Wampir [1]

Junshirō uważał, że może się trochę martwić o młodszego brata, bo tak przecież powinno funkcjonować rodzeństwo. Żadna nowość, że jeden trochę dokucza drugiemu, ale nigdy nie jest to ani trochę powodem, by braterska troska wygasła. Różnej powagi zwady występują naturalnie, a gdy negatywne emocje odchodzą w niepamięć, ponownie wszystko wraca do normy. Chyba.

Rodzina Kobayashich, mimo wielkich chęci, nie zdołała jednak poprawnie wprowadzić w życie tak prostej zasady i Junshirō coraz częściej zdawał się to dostrzegać, zaglądając przez ramię do pokoju Ryōyū. Nagrody za pierwsze miejsca stały już nie tylko w specjalnej gablotce naprzeciwko łóżka, ale i z powodu braku miejsca zaczęły gnieździć się na biednym parapecie i w odmętach biblioteczki. Ostatnia statuetka z Oberstdorfu jeszcze nie znalazła dla siebie wygodnego kąta, lecz śmiało można było podejrzewać, że zostanie ona wepchnięta gdzieś pomiędzy widocznie celowo rozsunięte książki na drugiej półce od dołu. Ryōyū przecież wiedział, że wygra i nie byłoby to najmniejszym problemem, ale...
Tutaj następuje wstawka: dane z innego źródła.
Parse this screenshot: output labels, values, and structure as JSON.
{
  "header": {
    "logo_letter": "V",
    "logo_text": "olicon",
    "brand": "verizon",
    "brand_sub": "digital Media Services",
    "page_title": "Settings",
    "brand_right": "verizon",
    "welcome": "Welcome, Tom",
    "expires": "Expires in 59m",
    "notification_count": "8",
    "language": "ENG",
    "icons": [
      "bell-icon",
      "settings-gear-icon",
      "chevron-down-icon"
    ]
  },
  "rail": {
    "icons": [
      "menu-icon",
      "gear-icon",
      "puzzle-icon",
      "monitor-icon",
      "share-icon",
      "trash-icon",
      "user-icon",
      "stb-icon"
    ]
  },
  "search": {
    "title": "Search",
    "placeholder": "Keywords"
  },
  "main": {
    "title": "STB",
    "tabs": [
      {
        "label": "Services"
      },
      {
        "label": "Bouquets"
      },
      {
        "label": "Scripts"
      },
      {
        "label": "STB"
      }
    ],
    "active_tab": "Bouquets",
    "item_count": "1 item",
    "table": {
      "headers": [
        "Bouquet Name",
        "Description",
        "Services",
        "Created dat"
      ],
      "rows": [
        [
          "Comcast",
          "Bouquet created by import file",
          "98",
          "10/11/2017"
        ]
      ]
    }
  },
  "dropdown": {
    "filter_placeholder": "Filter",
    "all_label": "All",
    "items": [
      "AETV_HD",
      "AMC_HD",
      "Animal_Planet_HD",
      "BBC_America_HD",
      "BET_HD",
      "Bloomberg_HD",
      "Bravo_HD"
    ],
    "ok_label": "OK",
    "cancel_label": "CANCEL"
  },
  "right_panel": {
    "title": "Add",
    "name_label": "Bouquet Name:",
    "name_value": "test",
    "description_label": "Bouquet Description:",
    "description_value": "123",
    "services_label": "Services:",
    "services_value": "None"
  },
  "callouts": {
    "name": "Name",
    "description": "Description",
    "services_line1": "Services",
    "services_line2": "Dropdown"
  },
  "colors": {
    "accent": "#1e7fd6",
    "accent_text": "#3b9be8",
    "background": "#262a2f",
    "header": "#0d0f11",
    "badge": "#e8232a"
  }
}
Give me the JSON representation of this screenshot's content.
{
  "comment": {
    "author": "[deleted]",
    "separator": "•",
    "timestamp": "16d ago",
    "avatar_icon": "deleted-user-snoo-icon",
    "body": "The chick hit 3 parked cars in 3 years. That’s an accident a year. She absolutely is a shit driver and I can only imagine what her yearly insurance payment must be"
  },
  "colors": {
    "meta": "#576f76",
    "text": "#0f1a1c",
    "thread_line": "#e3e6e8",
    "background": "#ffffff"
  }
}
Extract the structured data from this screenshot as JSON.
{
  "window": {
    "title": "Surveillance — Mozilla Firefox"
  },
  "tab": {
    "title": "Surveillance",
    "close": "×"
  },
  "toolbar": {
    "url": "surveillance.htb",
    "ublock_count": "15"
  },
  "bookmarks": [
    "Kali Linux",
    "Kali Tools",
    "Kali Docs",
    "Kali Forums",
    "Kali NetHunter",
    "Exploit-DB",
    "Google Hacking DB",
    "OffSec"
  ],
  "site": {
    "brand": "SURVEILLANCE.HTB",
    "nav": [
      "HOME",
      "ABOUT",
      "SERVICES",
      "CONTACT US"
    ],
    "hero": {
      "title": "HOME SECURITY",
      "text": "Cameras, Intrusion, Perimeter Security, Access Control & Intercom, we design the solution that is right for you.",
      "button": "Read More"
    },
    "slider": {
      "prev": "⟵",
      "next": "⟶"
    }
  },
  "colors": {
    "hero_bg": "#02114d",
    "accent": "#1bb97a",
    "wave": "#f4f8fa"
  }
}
Właśnie, zawsze jest jakieś „ale"! Junshirō trzymał ich w zanadrzu wyjątkowo sporo.

Brat zdobywa pierwsze zwycięstwo w zawodach Pucharu Świata – „Ale co ze mną?"; postać orzełka któregoś dnia na pocieszenie trafia na biurko Junshirō – „Ale to nie moje!"; Ryōyū znowu wykorzystuje swe zdolności do zapisania się na kartach historii – „Ale tak nie wolno!" ... i tak dalej.

Aktualnie największe kłótnie wywoływał fakt notorycznego podjadania przez młodszego z Kobayashich między posiłkami. Niby nic. Warto jednak przypomnieć, że w przypadku Ryōyū skutki tych działań niewiele miały wspólnego z tym, co przyniosłoby urządzanie sobie przekąsek na przykład w gronie niemieckiej kadry. Ci drudzy najwyżej zaszkodziliby własnym skokom.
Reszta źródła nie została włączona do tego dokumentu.